Лицо папы дрогнуло и потемнело, но парень не заметил этого.

– Наша лодка начала тонуть у острова Кос, – он рассмеялся, словно бы это действительно было забавно. – Я выпрыгнул за борт и сам доплыл, захлебываясь от переполняющих меня эмоций. Я был так счастлив! Здесь столько всего необычного, нового! Верно же? Вот доберусь до Германии, выучусь, женюсь. Будет жизнь!

Парень улыбнулся, улыбнулся как-то по-детски, и глаза его засверкали наивными ожиданиями и надеждами. Кто знает, может так и будет?

Вдали послышался лязг металла и тяжелое гудение прибывающего поезда. Все засуетились. Сотни людей, уставшие, потерянные, грязные и окаменевшие от европейской прохлады и сна на бетоне, встали, напряженно вглядываясь назад, откуда раздавался ритмичный, устрашающий стук колес поезда. Это был еще один шанс, за который нужно было ухватиться и бороться, иначе тебя бы столкнули, затоптали, переступили бы через твою голову и твои мечты, даже не заметив. И ты бы остался один, в чужой стране, – обуза для всего остального народа, где тебе не улыбнутся при встрече, не выкажут уважения, как равному, – ведь ты не равен, нахлебник, трус, решивший жить, а не умирать.

А война в родных странах все еще бушует, подобно демону, охватившему бренное тело. Депортация кажется такой же пугающей как гнев Аллаха, ведь так хочется жить! Но дома ожидает смерть, готовая заключить в свои холодные цепкие объятия. И это отчаянное желание сбежать, скрыться, спастись, точно война все еще рядом и дышит в затылок, читалось на каждом измученном лице, как и желание стать чем-то большим, вера в возможность и удачу, что счастье поджидает их на новых землях.

Замедляясь, приближался поезд. Из квадратных, полуспущенных окон выглядывали пассажиры, с опаской и некоторым недовольством разглядывая группы беженцев, подошедших к краю платформы. Колеса замерли, железная громадина качнулась, словно не собиралась останавливаться, но после застыла, как если бы всегда здесь стояла.

Воздух накалился, почувствовалось нервное возбуждение, и напряжение сковало все мышцы. Некоторые, не дожидаясь, начали забираться через окна. Когда дверцы вагонов открылись, точно муравьиный рой, все хлынули вперед, пытались протолкнуться.

– Через двери не попадете – лезьте в окна! – парень махнул нам рукой, побежав к вагонам, где было меньше столпотворения. Отец схватил Джундуба и побежал следом. Сердце заколотилось, чувства обострились и притупились одновременно. Я слышала свое дыхание, ощущала, как ступни касаются бетона, но гвалт перебранок, топот ног и гул остального мира звучали неестественно и будто бы издалека. Иффа бежала рядом, ее растерянное выражение лица вызвало во мне жалость.

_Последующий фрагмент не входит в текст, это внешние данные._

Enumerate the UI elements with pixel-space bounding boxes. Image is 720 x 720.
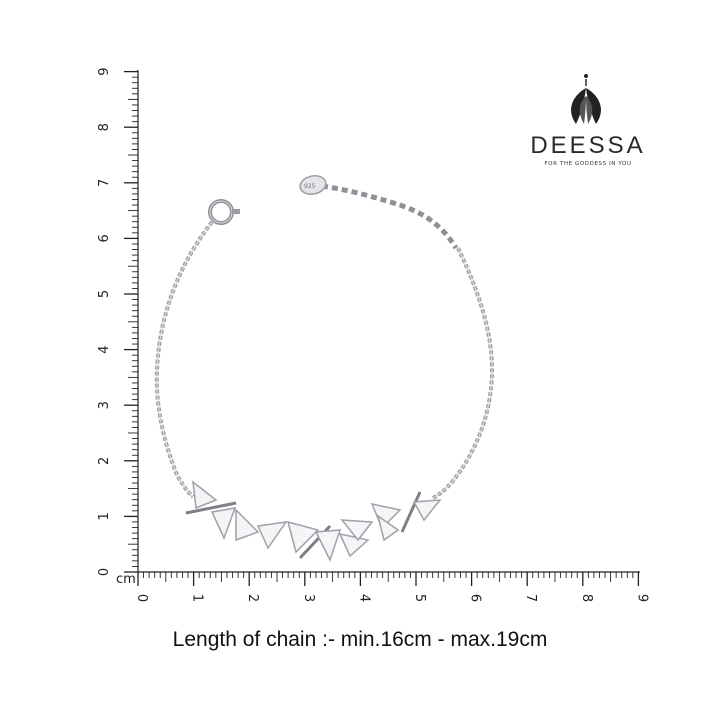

Парень спустил окно до конца, не обращая внимания на возмущения пассажиров, и, подтянувшись, легко забрался внутрь, словно не раз проделывал подобное. Папа поднял Джундуба, и парень подхватил его. Иффа тоже без проблем перелезла, меня же отцу пришлось подталкивать. Когда я оказалась в вагоне, поезд вдруг дернулся и чуть покатился. Джундуб захныкал, испугавшись, что папа останется на вокзале. Малыш протянул ручки к окну, сжимая и разжимая их, и слезы покатились по его щекам. Поезд остановился, прежде чем снова дернуться и медленно поехать дальше. Папа, вместе с другими отставшими, начал бежать за ним. Джундуб взвизгнул и задрожал, задыхаясь в истерике. Я попыталась его успокоить, с болезненным напряжением наблюдая, как папа силится ухватиться за оконную раму.

– Папа, давай! – закричала Иффа.

– Ну же! Он ускоряется! – парень высунул голову и туловище из-за окна, вытянув руки. Поезд продолжал ехать, не спеша проезжая мимо вокзальной платформы, и оставляя позади еще сотни других беженцев, упустивших шанс. Отец бежал, сосредоточенно глядя на протянутые руки парня. Когда, казалось, папа вот-вот споткнется, остановится, задыхаясь, ему вдруг удалось схватить беженца за запястье, а затем, цепляясь за край окна и едва волоча уставшие ноги, он подскочил, и мы смогли подтянуть его в вагон.

Колени мои задрожали и подогнулись от облегчения. Некоторое время Джундуб еще всхлипывал, не выпуская папу из цепких объятий.

– Прогулочка что надо, да? – парень рухнул на сиденье, с которого вскочила женщина, сторонясь нас.

– Меня зовут Аббас, – впервые папа назвал свое имя первым. Он протянул руку парню, и тот с улыбкой принял рукопожатие.

– Бади.

– Фурса Саида, Бади. Приятно познакомиться, – папа коснулся сердца, и с этим жестом я вдруг вспомнила Хабиба. Где сейчас его тело, лишенное души? Застыло ли в ужасе и сожалении его лицо, как в последние мгновения жизни, или теперь кроме равнодушного отпечатка смерти на нем больше ничего не разглядеть?

Поезд быстро набрал обороты и ехал, ритмично стуча колесами по металлическим рельсам. В вагонах практически не было свободного места: многие стояли, цепляясь друг за друга, чтобы не упасть, кто-то, не помещаясь, сидел на оконных рамах. Всю дорогу я с замиравшим сердцем разглядывала деревья, такие многообразные в формах стволов, пышные, высокие и маленькие; поля, желтые, поражающие своими нетронутыми просторами, и домики, низкие, прямоугольные с сочно-бордовыми крышами. Через несколько часов езды в вагонах стихло жужжание толпы. Размеренное дыхание поезда, резкие, но едва заметные покачивания, непрекращающиеся стуки колес о рельсы, – все это стало для меня колыбелью. Глаза закрылись, и, хоть я и стояла, дрема завладела телом.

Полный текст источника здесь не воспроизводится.